Re: [PATCH RFC 1/1] arm64: Use PSCI calls for CPU stop when hotplug is supported

From: Mark Rutland
Date: Wed Jan 23 2019 - 12:33:51 EST


On Wed, Jan 23, 2019 at 09:05:26AM -0800, Scott Branden wrote:
> Hi Mark,
>
> Hopefully I can shed some light on the use case inline.
>
> On 2019-01-23 8:48 a.m., Mark Rutland wrote:
> > On Mon, Jan 21, 2019 at 11:30:02AM +0530, Pramod Kumar wrote:
> > > On Mon, Jan 21, 2019 at 11:28 AM Pramod Kumar <pramod.kumar@xxxxxxxxxxxx>
> > > wrote:
> > >
> > > Need comes from a specific use case where one Accelerator card(SoC) is
> > > plugged in a sever over a PCIe interface. This Card gets supply from a
> > > battery, which could provide very less power for a very small time, in case
> > > of any power loss. Once Card switches to battery, this has to reduce its
> > > power consumption to its lowest point and back-up the DDR contents asap
> > > before battery gets fully drained off.
> > In this example is Linux running on the server, or on the accelerator?
> Accelerator
> >
> > What precisely are you trying to back up from DDR, and why?
> Data in DDR is being written to disk at this time (disk is connected to
> accelerator)
> >
> > What is responsible for backing up that contents?
>
> A low power M-class processor and DMA engine which continues necessary
> operations to transfer DDR memory to disk.
>
> The high power processors on the accelerator running linux needed to be
> halted ASAP on this power loss event and M0 take over. Graceful shutdown of
> linux and other peripherals is unnecessary (and we don't have the power
> necessary to do so).

If graceful shutdown of Linux is not required (and is in fact
undesireable), why is Linux involved at all in this shutdown process?

For example, why is this not a secure interrupt taken to EL3, which can
(gracefully) shut down the CPUs regardless?

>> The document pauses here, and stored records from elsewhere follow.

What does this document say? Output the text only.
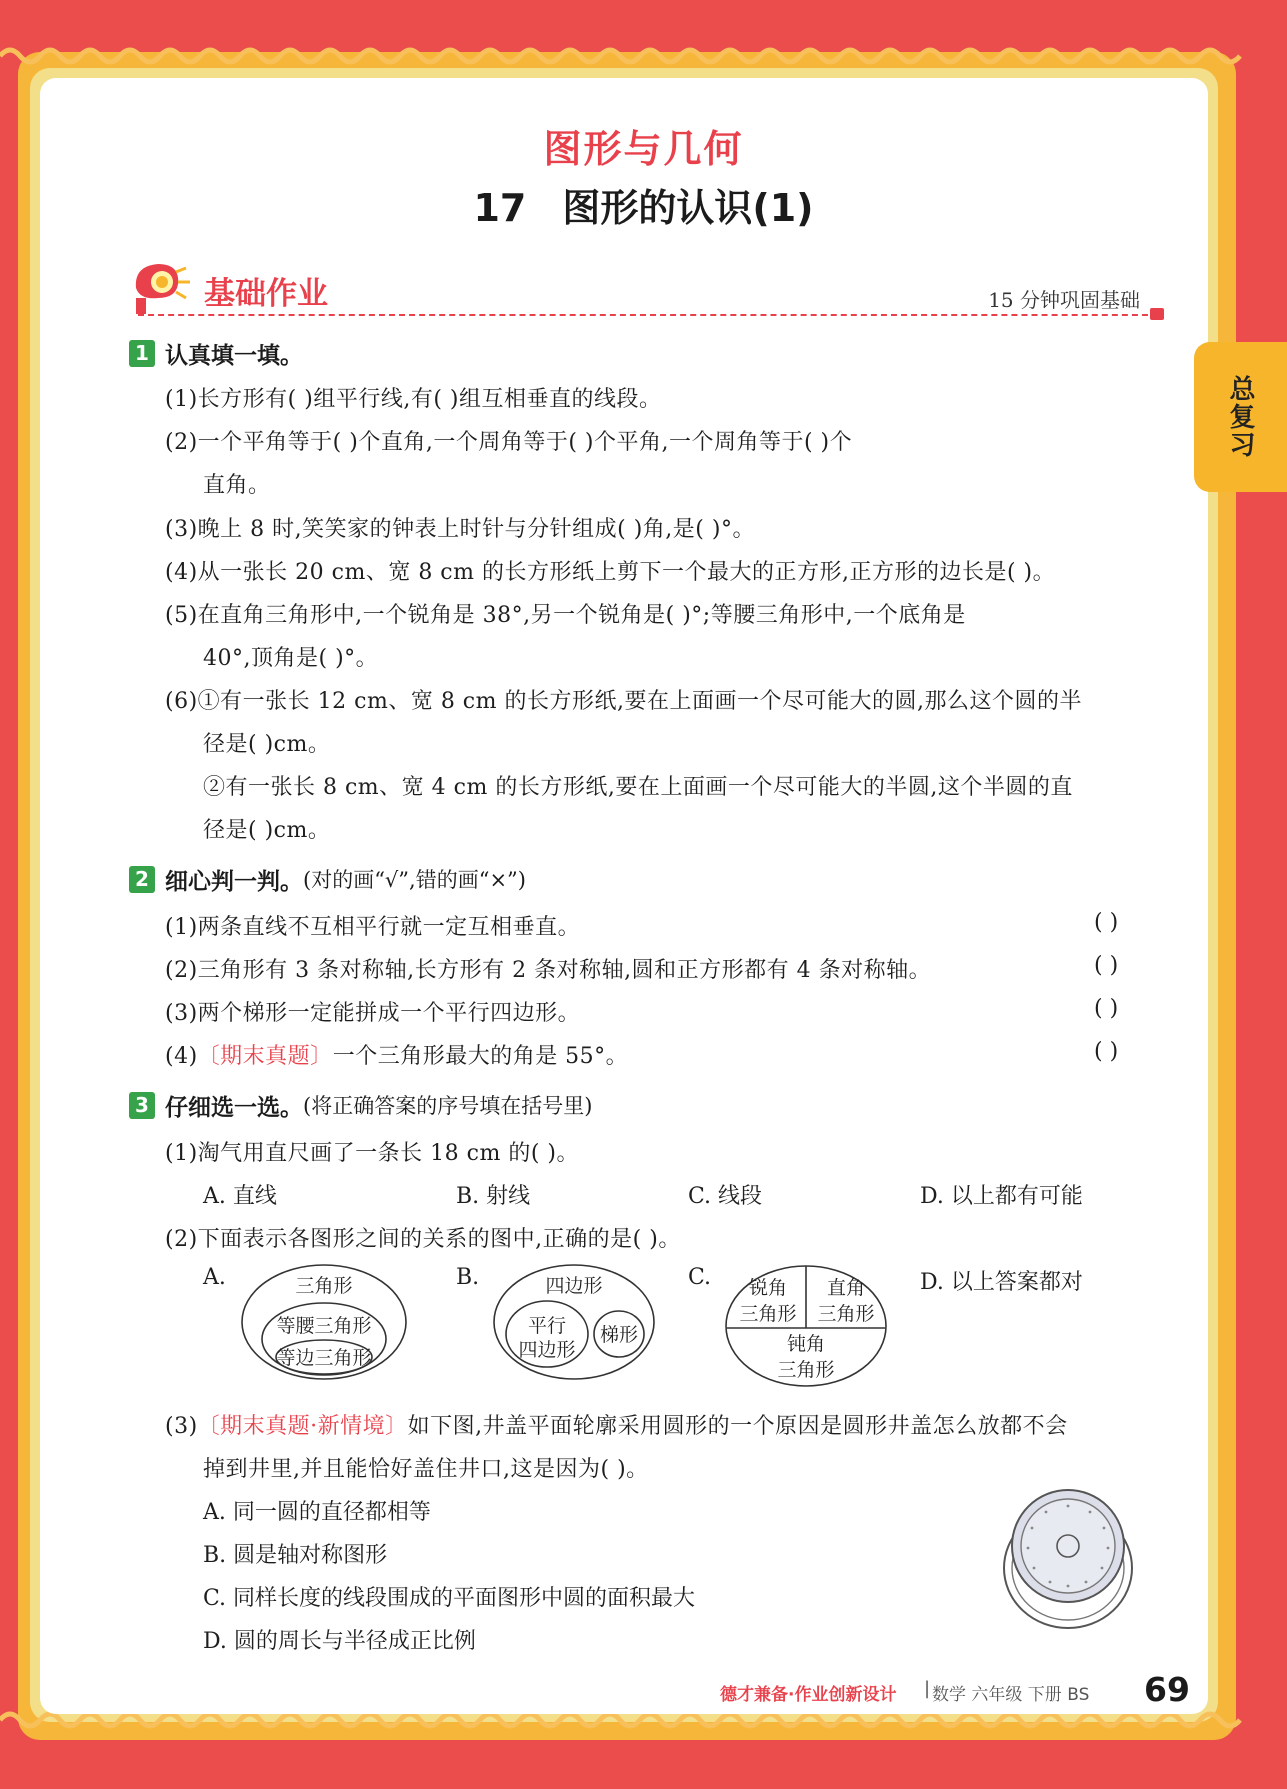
总复习
图形与几何
17 图形的认识(1)
基础作业	15 分钟巩固基础
1 认真填一填。
(1)长方形有( )组平行线,有( )组互相垂直的线段。
(2)一个平角等于( )个直角,一个周角等于( )个平角,一个周角等于( )个
直角。
(3)晚上 8 时,笑笑家的钟表上时针与分针组成( )角,是( )°。
(4)从一张长 20 cm、宽 8 cm 的长方形纸上剪下一个最大的正方形,正方形的边长是( )。
(5)在直角三角形中,一个锐角是 38°,另一个锐角是( )°;等腰三角形中,一个底角是
40°,顶角是( )°。
(6)①有一张长 12 cm、宽 8 cm 的长方形纸,要在上面画一个尽可能大的圆,那么这个圆的半
径是( )cm。
②有一张长 8 cm、宽 4 cm 的长方形纸,要在上面画一个尽可能大的半圆,这个半圆的直
径是( )cm。
2 细心判一判。 (对的画“√”,错的画“×”)
(1)两条直线不互相平行就一定互相垂直。	( )
(2)三角形有 3 条对称轴,长方形有 2 条对称轴,圆和正方形都有 4 条对称轴。	( )
(3)两个梯形一定能拼成一个平行四边形。	( )
(4)〔期末真题〕一个三角形最大的角是 55°。	( )
3 仔细选一选。 (将正确答案的序号填在括号里)
(1)淘气用直尺画了一条长 18 cm 的( )。
A. 直线	B. 射线	C. 线段	D. 以上都有可能
(2)下面表示各图形之间的关系的图中,正确的是( )。
A.	三角形
等腰三角形
等边三角形
B.	四边形
平行
四边形
梯形
C. 锐角
三角形
直角
三角形
钝角
三角形
D. 以上答案都对
(3)〔期末真题·新情境〕如下图,井盖平面轮廓采用圆形的一个原因是圆形井盖怎么放都不会
掉到井里,并且能恰好盖住井口,这是因为( )。
A. 同一圆的直径都相等
B. 圆是轴对称图形
C. 同样长度的线段围成的平面图形中圆的面积最大
D. 圆的周长与半径成正比例
德才兼备·作业创新设计 | 数学 六年级 下册 BS 69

> > > Since battery can provide limited power for a very short time hence need to
> > > transition to lowest power. As per the transition process , CPUs power
> > > domain has to be off but before that it needs to flush out its content to
> > > system memory(L3) so that content could be backed-up by a MCU, a controller
> > > consuming very less power. Since we can not afford plugging-out every
> > > individual CPUs in sequence hence uses ipi_cpu_stop for all other CPUs
> > > which ultimately switch to ATF to flush out all the CPUs caches and comes
> > > out of coherency domain so that its power rails could be switched-off.
> > If you're stopping CPUs from completely arbitrary states, what is the
> > benefit of saving the RAM contents?
>
> Some of the RAM contains data that was in the process of being written to
> disk by the accelerator.

Ok, so this isn't actually about backing up RAM contents; it's about
completing pending I/O.

I'm still confused as to how that works. How do you avoid leaving the
disk in some corrupt state if data runs out partway through?

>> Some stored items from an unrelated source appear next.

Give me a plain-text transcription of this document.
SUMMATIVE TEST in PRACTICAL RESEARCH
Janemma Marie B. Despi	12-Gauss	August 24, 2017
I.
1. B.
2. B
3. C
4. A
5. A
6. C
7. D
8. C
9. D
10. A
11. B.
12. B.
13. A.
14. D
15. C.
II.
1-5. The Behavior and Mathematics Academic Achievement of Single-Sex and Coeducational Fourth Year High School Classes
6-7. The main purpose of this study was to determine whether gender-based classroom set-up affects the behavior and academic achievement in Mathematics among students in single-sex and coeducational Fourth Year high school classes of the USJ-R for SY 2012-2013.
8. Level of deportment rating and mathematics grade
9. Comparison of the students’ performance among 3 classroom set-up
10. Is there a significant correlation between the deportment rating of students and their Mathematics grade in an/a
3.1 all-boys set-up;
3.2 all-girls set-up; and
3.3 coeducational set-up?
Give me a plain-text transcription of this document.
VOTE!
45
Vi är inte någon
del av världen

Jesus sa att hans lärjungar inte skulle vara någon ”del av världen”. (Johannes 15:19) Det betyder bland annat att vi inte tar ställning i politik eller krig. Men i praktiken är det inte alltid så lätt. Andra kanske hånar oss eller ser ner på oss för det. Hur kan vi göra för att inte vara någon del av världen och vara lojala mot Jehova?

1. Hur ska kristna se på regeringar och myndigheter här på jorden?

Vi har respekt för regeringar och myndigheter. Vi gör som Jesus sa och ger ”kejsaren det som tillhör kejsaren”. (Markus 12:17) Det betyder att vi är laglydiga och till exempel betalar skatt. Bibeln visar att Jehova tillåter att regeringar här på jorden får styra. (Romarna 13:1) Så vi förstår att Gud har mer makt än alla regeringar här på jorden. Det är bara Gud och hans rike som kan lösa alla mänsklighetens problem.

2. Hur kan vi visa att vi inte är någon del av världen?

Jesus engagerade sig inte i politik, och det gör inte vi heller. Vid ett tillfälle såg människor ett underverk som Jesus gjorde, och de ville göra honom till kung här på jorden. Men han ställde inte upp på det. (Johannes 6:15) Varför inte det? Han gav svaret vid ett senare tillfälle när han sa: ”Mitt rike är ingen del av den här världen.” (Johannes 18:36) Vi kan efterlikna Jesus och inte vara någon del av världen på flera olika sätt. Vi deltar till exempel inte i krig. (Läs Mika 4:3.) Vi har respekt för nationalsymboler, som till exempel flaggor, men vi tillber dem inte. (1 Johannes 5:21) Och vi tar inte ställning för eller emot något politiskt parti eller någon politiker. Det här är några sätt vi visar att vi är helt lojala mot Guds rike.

> This data must be saved to disk and the high power CPUs consume too much
> power to continue performing this operation.
>
> > CPUs might be running with IRQs disabled for an arbitrarily long time,
>
> In an embedded linux system we control everything running.

Sure, and that complete control allows you to do something better than
this RFC, AFAICT.

Thanks,
Mark.